Traumas na infância da mãe, como negligência ou violência física, psíquica ou sexual, podem desencadear ganho de peso excessivo nos filhos de sexo masculino já nos dois primeiros meses de vida, apontou um estudo feito pelo Instituto Nacional de Saúde americano (NIH) em apoio com a FAPESP e publicado na revista Scientific Reports.
O estudo acompanhou 352 pares de recém-nascidos e suas mães nas cidades de Guarulhos e São Paulo e indicou a ocorrência de alterações metabólicas muito precoces nos bebês que, além de resultarem no ganho de peso acima do esperado para a idade, têm o potencial de aumentar o risco futuro de desenvolvimento de obesidade e diabetes.
Conduzida por pesquisadores da Columbia e da Duke University, ambas nos Estados Unidos, e da Escola Paulista de Medicina da Universidade Federal de São Paulo (EPM-Unifesp), a investigação tem como foco questões relativas à interação entre mãe e bebê, desenvolvimento e saúde mental e física.
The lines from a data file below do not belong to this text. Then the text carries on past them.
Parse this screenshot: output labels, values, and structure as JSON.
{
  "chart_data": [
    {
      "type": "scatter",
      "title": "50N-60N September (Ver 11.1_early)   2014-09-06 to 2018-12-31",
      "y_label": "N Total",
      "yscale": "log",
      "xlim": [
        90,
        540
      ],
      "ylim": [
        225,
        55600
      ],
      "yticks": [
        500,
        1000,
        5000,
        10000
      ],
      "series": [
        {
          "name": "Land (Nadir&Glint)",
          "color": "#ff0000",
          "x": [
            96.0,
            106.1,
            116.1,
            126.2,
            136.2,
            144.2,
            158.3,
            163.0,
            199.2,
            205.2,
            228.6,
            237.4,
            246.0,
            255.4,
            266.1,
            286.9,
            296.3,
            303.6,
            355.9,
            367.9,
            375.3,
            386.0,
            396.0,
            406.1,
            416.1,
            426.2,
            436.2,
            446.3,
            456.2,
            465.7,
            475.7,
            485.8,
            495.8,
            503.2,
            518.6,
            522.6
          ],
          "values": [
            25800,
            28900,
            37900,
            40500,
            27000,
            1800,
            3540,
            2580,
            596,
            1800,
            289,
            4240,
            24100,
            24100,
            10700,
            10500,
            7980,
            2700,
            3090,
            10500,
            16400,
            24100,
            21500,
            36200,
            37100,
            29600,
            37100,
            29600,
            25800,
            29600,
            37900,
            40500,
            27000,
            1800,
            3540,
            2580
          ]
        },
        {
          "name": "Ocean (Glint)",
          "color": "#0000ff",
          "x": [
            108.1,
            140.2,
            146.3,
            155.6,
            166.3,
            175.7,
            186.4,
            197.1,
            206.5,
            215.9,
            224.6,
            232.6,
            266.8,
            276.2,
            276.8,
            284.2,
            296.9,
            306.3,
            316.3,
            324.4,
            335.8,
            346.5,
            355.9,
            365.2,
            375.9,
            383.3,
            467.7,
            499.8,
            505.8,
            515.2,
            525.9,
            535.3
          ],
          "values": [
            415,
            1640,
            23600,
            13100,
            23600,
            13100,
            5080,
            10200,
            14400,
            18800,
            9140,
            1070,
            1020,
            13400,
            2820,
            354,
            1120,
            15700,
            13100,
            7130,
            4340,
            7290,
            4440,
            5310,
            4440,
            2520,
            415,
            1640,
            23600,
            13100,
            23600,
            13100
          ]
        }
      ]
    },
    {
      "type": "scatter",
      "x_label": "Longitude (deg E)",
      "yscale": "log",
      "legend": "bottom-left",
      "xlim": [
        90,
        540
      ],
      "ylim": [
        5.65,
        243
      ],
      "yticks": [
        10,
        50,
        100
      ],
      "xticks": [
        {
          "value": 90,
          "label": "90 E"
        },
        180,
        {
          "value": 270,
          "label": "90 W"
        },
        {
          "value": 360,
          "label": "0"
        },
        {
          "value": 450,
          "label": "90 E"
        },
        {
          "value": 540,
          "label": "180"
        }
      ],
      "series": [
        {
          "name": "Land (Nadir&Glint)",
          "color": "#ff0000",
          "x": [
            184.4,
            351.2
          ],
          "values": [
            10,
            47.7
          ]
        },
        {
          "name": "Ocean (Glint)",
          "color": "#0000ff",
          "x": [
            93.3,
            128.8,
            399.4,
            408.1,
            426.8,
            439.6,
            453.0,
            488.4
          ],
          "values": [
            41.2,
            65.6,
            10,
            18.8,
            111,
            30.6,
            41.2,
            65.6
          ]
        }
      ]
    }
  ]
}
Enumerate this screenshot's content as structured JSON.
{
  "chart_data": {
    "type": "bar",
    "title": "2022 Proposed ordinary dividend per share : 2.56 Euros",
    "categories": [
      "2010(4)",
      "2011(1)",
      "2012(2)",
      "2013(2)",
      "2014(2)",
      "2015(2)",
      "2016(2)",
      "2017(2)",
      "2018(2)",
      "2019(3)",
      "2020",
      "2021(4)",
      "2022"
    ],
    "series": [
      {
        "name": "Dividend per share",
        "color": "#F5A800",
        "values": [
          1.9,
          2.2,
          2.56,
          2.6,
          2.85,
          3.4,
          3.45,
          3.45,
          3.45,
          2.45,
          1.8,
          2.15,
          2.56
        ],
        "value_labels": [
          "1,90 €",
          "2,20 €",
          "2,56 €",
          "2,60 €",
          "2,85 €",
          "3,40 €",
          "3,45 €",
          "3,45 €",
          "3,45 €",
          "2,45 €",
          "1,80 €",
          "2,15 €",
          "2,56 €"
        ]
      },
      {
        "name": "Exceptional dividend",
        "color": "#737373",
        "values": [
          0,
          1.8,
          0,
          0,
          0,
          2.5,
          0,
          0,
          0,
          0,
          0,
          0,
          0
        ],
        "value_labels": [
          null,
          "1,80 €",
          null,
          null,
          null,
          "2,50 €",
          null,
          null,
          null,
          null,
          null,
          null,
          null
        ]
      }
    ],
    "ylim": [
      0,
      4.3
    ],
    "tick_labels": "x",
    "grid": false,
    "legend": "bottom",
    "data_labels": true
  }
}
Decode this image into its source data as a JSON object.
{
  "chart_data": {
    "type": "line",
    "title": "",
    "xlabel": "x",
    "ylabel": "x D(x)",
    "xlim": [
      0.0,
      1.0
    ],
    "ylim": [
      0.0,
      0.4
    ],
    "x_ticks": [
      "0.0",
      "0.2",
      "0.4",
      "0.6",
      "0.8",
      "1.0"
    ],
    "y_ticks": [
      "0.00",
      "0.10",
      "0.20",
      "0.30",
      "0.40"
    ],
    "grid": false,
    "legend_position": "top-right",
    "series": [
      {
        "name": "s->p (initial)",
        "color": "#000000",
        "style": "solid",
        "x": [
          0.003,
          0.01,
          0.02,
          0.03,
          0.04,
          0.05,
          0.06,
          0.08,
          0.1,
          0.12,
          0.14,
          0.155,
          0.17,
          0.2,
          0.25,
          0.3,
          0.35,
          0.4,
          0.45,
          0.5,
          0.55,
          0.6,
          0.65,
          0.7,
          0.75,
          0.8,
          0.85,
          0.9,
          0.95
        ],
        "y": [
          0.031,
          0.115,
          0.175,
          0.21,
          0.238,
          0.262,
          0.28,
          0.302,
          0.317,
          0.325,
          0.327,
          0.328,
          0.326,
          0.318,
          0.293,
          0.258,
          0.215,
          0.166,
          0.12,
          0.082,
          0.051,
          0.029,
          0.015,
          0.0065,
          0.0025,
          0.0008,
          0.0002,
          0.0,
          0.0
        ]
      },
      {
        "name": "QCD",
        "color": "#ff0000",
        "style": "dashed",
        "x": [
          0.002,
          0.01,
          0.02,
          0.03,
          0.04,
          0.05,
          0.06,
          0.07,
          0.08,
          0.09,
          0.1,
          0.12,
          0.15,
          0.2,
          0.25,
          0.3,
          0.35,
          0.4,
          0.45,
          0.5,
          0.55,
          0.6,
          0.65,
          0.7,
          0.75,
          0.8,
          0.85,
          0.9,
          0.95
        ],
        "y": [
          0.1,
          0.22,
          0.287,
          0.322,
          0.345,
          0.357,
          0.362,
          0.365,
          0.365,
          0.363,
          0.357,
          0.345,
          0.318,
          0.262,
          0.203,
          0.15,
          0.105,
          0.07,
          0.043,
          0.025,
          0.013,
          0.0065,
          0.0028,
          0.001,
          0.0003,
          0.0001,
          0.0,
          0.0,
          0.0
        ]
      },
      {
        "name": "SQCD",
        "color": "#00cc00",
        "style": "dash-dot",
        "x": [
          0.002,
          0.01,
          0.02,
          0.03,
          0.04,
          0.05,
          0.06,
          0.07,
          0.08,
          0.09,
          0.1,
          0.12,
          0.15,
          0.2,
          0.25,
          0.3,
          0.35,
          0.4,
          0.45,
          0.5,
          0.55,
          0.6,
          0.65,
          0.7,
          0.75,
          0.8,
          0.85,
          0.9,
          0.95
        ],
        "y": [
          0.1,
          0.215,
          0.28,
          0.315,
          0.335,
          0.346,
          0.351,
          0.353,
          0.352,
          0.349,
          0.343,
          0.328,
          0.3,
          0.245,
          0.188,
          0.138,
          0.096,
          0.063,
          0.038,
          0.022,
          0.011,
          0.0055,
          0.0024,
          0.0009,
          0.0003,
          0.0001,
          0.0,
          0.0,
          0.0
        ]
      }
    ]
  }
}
“Observamos que, embora os bebês tenham nascido com o peso dentro dos parâmetros esperados, já nos primeiros dias de vida eles apresentavam um ganho de peso alterado, muito acima do que é preconizado como ideal pela Organização Mundial da Saúde (OMS)”, conta Andrea Parolin Jackowski, professora da Unifesp e coordenadora do projeto no Brasil.
Segundo a OMS, o ideal seria um ganho de até 30 gramas por dia em bebês durante a primeira etapa de vida. No estudo, no entanto, os bebês do sexo masculino tiveram um ganho de peso de, em média, 35 gramas por dia – sendo que alguns ganharam até 78 gramas por dia.
“Os bebês que participaram do estudo nasceram a termo, com saúde e dentro do peso considerado ideal. Todas as gestações que acompanhamos foram de baixo risco, no entanto, nossos dados mostraram que cada adversidade vivida pela mãe durante a infância aumentava em 1,8 grama por dia o ganho de peso dos bebês. E isso estava restrito ao sexo masculino”, explicou a pesquisadora.
Segundo Jackowski, 70% dos bebês que participaram do estudo estavam em aleitamento materno exclusivo. Os outros 30% estavam em aleitamento misto, ou seja, uma combinação de leite materno e fórmula.
“Isso significa que ingeriam bolacha recheada ou algum outro alimento que pudesse de fato alterar o peso. Portanto, os resultados sugerem a ocorrência de uma alteração metabólica precoce nesses bebês”, diz.
Trauma materno
De acordo com a pesquisadora, o trauma materno durante a infância só teve impacto no peso dos bebês de sexo masculino por causa de variações fisiológicas na placenta associadas ao sexo do feto.
“Os fetos masculinos desenvolvem estratégias para manter um crescimento constante diante de um ambiente intrauterino adverso, acarretando um maior risco de prematuridade e óbito fetal”, explica a pesquisadora.
Além disso, acrescenta que já é de conhecimento que nos casos de adversidade na infância o risco para depressão e ansiedade durante a gestação é maior, podendo acarretar o aumento dos níveis de citocinas pró-inflamatórias e cortisol no ambiente intrauterino.
“Parece que a placenta dos fetos femininos se adapta para protegê-los, diminuindo a taxa de crescimento, sem que ocorra restrição do crescimento intrauterino, ou seja, o tamanho do bebê fica dentro do esperado ao final da gestação, permitindo uma maior taxa de sobrevivência”, diz.
Placenta
Outra questão importante é que a placenta de fetos masculinos tende a ser mais suscetível a flutuações de substâncias e metabólitos presentes na corrente sanguínea materna em comparação às placentas femininas. Tornando-as mais permeáveis e expostas a fatores inflamatórios.
O trabalho é o primeiro a revelar o trauma intergeracional como um desencadeador de alterações físicas de forma tão precoce. Agora, a equipe de pesquisadores, que inclui Vinicius O. Santana, e a bolsista da FAPESP de pós-doutorado Aline C. Ramos vai acompanhar a trajetória do peso dos filhos de mães que sofreram adversidades na infância até eles completarem 24 meses.
“Não se trata de determinismo. Precisamos acompanhar como o metabolismo e os fatores inflamatórios desses bebês vão se comportar por mais tempo para poder entender como modular esse processo. É importante saber que tudo isso é modificável e vamos agora investigar como intervir”, diz Jackowski.